We used one Vid-2X (PSE-DV2185) to extend the 7970's dual-link DVI output to two monitors and two Vid-2Xes (PSE-DP4196) to do the same for its mini-DisplayPort connectors. Both models offers twin DVI outputs, letting us save some money on the monitors.

The Vid-2X video splitters are based on VESA's Plug & Play standard. They show up as one large display to the graphics card and then divide its output into two signals for the monitors. One advantage they confer is that they're not bound by a panel's native resolution. In certain games it might make sense to use a lower resolution to help with performance, but the picture quality degrades too much to step back like that on the Windows desktop.

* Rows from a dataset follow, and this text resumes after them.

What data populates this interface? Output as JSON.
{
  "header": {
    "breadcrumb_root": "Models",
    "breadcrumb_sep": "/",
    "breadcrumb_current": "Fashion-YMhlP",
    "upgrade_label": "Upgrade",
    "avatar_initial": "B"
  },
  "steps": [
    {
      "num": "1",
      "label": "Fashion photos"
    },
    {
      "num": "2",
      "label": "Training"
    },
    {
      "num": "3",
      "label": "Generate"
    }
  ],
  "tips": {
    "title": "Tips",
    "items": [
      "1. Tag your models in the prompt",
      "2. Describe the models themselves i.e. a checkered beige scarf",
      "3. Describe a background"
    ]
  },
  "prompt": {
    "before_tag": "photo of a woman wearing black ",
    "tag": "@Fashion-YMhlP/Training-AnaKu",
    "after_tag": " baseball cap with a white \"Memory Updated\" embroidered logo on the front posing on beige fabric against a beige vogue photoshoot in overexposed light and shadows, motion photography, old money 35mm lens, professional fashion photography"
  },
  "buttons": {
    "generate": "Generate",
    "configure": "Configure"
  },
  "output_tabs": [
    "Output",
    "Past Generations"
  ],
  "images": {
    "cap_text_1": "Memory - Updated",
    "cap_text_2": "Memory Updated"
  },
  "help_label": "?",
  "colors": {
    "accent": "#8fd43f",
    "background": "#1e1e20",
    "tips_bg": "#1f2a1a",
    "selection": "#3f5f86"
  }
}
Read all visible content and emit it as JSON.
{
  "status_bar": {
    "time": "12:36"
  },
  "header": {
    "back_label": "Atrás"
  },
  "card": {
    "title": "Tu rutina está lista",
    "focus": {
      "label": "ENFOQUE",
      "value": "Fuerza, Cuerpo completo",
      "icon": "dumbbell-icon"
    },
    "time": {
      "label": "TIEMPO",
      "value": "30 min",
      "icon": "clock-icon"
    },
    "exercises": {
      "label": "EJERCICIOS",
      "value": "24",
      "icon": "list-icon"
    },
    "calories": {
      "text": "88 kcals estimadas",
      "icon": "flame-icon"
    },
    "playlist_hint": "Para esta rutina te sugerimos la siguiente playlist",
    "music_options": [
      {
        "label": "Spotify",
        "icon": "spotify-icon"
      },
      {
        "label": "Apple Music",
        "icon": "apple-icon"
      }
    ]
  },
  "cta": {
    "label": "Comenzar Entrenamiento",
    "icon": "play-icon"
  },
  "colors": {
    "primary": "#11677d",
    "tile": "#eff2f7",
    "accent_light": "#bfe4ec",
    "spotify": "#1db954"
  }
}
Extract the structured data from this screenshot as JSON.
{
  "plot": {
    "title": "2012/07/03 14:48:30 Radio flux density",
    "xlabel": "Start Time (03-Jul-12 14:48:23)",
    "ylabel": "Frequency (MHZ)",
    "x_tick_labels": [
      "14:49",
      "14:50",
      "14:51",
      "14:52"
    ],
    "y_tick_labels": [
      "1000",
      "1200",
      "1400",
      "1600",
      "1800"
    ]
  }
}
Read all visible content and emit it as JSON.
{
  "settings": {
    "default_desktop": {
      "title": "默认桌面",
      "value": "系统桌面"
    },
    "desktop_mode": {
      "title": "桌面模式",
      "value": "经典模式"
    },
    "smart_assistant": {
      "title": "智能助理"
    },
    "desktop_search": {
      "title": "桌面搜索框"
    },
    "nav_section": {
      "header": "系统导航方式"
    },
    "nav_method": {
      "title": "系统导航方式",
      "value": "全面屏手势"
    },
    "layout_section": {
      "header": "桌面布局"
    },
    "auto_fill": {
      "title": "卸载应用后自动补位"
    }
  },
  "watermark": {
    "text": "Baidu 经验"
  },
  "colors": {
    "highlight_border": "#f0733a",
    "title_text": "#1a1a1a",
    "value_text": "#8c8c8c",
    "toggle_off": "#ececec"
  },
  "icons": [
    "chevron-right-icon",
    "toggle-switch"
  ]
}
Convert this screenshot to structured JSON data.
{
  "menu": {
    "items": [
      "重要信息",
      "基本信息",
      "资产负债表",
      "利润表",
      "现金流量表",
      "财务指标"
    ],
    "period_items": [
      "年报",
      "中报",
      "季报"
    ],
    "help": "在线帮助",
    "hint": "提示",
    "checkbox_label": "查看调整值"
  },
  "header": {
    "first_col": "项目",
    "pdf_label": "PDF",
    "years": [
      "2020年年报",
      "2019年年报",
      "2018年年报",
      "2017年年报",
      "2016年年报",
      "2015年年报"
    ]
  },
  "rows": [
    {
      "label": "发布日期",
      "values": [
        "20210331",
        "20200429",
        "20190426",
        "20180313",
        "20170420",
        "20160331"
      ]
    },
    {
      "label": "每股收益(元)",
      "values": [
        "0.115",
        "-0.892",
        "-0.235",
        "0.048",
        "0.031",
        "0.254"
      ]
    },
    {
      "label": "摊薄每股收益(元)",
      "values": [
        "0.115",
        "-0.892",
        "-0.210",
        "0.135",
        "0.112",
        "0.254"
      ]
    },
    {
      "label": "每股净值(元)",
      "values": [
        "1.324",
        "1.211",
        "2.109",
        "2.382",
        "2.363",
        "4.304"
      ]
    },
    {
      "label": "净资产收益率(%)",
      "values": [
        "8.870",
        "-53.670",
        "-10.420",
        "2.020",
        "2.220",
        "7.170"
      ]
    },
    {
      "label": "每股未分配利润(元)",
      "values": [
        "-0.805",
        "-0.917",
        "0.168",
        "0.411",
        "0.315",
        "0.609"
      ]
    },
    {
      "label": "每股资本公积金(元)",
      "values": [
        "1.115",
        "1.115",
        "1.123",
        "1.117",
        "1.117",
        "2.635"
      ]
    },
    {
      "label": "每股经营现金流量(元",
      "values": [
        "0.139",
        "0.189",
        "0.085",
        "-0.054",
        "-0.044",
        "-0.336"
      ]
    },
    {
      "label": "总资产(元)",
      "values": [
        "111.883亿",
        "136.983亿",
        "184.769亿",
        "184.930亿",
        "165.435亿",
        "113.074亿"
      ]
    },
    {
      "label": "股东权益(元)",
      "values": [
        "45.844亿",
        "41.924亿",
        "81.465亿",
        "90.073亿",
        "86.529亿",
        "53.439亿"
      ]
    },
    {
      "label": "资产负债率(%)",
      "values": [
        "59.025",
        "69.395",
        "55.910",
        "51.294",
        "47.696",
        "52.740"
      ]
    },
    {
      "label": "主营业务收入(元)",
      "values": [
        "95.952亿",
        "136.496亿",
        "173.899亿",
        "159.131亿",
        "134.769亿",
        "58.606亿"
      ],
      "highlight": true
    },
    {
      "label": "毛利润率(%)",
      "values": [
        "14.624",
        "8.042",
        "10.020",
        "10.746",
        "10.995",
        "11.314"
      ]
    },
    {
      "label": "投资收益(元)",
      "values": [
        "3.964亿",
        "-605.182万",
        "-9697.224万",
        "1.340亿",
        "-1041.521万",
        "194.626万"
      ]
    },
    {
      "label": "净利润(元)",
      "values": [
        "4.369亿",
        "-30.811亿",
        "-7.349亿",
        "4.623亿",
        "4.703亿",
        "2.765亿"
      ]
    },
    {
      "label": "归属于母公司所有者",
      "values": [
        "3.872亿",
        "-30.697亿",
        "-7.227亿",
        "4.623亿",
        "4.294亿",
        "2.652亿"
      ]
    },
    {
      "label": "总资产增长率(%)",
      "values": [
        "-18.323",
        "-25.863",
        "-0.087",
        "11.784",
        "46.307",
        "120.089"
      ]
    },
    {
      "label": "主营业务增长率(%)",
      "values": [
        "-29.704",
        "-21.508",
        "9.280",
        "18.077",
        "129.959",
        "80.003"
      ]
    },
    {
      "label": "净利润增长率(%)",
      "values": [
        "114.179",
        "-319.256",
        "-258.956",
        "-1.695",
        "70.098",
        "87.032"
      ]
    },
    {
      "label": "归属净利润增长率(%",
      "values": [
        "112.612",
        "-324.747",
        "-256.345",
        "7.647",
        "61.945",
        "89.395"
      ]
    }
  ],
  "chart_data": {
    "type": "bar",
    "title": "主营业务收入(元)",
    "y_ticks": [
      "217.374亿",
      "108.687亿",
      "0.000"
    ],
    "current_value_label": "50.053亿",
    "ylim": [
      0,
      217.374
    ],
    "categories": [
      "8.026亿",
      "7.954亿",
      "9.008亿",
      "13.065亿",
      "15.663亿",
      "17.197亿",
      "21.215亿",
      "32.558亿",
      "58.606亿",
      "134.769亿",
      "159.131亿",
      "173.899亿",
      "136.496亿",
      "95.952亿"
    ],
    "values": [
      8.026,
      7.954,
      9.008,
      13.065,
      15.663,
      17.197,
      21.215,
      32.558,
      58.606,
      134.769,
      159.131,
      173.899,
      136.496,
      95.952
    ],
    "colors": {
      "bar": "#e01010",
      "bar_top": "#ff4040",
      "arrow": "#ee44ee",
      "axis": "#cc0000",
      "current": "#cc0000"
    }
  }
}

This is the guy who helped us at the computer store.This is the guy who helped us at the computer store.

We didn’t have six of the same monitor in our German lab, so we performed four- and six-screen tests at a local computer hardware store. This also gave us a nice audience to perform in front of. I was able to talk about Tom's Hardware and answer a lot of questions while setting up the benchmarks. In the end, we came away with some great feedback on ways to make our 2013 Graphics Card Performance Charts even more interesting.

Of course, the focus of our conversation was the Eyefinity setup, which wouldn’t have been possible without the three splitters or a nice array of monitors.